I believe it doesn't sound that way to you, and that the statement sounds completely natural and true. To me it is simply the beginning of a familiar conversation where everything goes back to essentially, Because God said so.
If God says so or not, surely there some way of discussing this that doesn't try to bludgeon me with an authority that I'm not all that certain exists in the way that you conceptualize it.
Bob, the original context that brought me into this discussion was a criticism of a Bishop, who believes essentially the same as I do about the divine specificity involved with human sexuality and marriage.
I, of course, would like to explain how a view that does not make homosexulity an acceptable alternative to heterosexuality, should be reasonable. It's just that there is much data that will always be interpreted differently according to our views. There is no more of a hole in my reasoning, which attempts to interpret data in light of a divine statement, than in your reasoning, which excludes divine authority and gives more weight to your sensibilities (and your own choice of what is most important in relationships).
I certainly don't like it when you say that St. Paul is arrogant, and anyone who says that God definitely said something. But wishes are wishes, and I suspect our prospective views of things have bound us to certain feelings toward the kinds of arguments we each tend to use in these discussions.

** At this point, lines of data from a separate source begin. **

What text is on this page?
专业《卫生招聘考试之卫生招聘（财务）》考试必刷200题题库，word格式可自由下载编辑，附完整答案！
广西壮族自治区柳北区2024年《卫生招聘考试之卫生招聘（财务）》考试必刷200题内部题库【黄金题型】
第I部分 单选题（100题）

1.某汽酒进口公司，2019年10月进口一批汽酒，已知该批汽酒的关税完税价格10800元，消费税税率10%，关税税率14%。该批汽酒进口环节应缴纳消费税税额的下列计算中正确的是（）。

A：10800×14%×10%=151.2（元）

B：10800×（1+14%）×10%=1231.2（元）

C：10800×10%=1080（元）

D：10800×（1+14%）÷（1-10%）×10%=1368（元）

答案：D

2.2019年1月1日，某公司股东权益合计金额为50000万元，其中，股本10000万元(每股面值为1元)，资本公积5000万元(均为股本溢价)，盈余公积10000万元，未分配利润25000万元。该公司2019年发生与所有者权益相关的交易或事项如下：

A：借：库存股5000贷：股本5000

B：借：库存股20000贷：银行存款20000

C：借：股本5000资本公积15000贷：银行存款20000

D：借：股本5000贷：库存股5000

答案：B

My argument is certainly not "just because God says so". It is coupled with many reasons ... none of which, like yours, are incontrovertible.
I do feel that if you really believe that Gender is so ambiguous (a position which is much more academic than really believed or felt, except in rare unfortunate cases), I'm not sure we have that much common ground to speak from. I feel that out of political correctness, people are generally afraid to say openly that homosexuality is a form of gender confusion, akin to transvestism.
Probably "lust," I guess, but hardly on a "the greatest of these is love" scale in terms of marriage. A bright and charitable man in so many ways, a good man, but not a humble man, I think.
Nor do I think this particular prescription of Paul's was meant to be on that level. But it is a persuasion that it is better to enter a God-sanctioned relationship where the sublimities of love may be learned in time, rather than to enter into sinful fornication which would only serve to damage, if not destroy the relationship altogether. Not all statements are on the same level. Some meet us where we are, rather than where we should be.
I think you've hit on something here. That is, I think there are lots of things in the bible with lots more textual weight than this issue. Idolatry, for example, which ought to be a major subject in every church in the country when it comes to people's love of money. People's lack of attention to social justice and the crimes that are committed in the name of punishment every day in this country and throughout the world. People read the "Eye for an eye" verse as though it was demanding at least equal retribution instead of limiting it. Issues of war, issues of how we treat the poor and the elderly and the ill.
The bible is rich with text on all these issues, and relatively speaking, not so much on this one. This issue has had way more written about it than it's textual importance suggests, and I think the reason for that has something to do with us, not with the mote but the log.
Our common ground: This should not be a pet-sin (usually someone else's) to harp on. And there is much to clean up at home.
Our divergence: Conceding the former point doesn't mean that homosexuality is less significant than the other issues mentioned, given the words used in scripture to describe it. "Abomination" is pretty strong language, that is never used for mere ceremonial pollution. And if one is to conclude that homosexuality is a sin at all, then it is one of the few of which not only sanction has been demanded, but nearly celebration ... making it quite unique, along with the responses of the Christian communities (both the rancorous and more civil).